An employee in Humboldt County received the e-mail, but never wrote the workaround instructions into the office's election procedures and never told Crnich about the issue before he left to go work in another county. As a result, Humboldt was vulnerable to the flaw during the presidential election.
The flaw was fixed in version 1.18.24 of the software in May 2005. But until that occurred, Premier/Diebold continued to allow other jurisdictions across the country to use at least five flawed versions of the software and never explained the problem or the workaround in its user documentation. Diebold has said that no jurisdiction outside California used these versions of GEMS with a central count optical-scan system and therefore were not at risk from the flaw. California officials backed this statement in their report. But even when the flaw was fixed in version 1.18.24, the vendor allowed California counties to continue to use the flawed software rather than upgrade them to the fixed version. The company never informed state officials about the problem with its system.

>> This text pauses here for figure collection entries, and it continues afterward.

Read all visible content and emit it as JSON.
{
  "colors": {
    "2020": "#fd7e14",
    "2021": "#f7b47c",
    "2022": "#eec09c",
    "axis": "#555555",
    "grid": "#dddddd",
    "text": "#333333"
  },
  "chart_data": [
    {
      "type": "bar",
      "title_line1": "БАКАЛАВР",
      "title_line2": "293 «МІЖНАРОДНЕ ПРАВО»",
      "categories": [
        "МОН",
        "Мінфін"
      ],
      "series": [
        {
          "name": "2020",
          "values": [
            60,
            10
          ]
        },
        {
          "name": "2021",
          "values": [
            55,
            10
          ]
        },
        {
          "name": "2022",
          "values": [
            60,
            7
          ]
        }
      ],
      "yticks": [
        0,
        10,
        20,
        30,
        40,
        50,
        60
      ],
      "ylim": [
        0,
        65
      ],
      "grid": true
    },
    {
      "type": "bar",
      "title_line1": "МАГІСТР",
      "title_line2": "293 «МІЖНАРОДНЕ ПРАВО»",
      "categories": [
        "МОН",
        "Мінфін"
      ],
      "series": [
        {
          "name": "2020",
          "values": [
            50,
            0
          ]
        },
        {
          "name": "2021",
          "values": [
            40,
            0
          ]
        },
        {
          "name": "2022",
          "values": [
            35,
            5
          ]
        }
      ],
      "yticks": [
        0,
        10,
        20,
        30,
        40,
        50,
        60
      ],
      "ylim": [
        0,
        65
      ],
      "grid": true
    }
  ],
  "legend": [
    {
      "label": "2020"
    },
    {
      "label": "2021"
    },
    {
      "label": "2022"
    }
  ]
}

Secretary of State Debra Bowen has sponsored legislation that would require voting machine vendors to notify the state in writing (.pdf) any time it discovers a problem with its voting system. The vendor would have to notify the state, and any California jurisdiction using the voting system, within five working days of discovering a flaw in software or hardware. The bill also requires vendors to disclose any flaws it already knows about systems that are currently in use in the state. These reports will then be submitted to the Election Assistance Commission so that officials in other states will know about them as well. The bill also provides for civil penalties of $10,000 per violation against vendors for undisclosed flaws or for making unauthorized changes to a voting system.
Kate Folmar, spokeswoman for the secretary of state's office, said Bowen hopes that the bill, if passed, "could become a model for other states for dealing with similar anomalies and problems that pop up with their voting systems."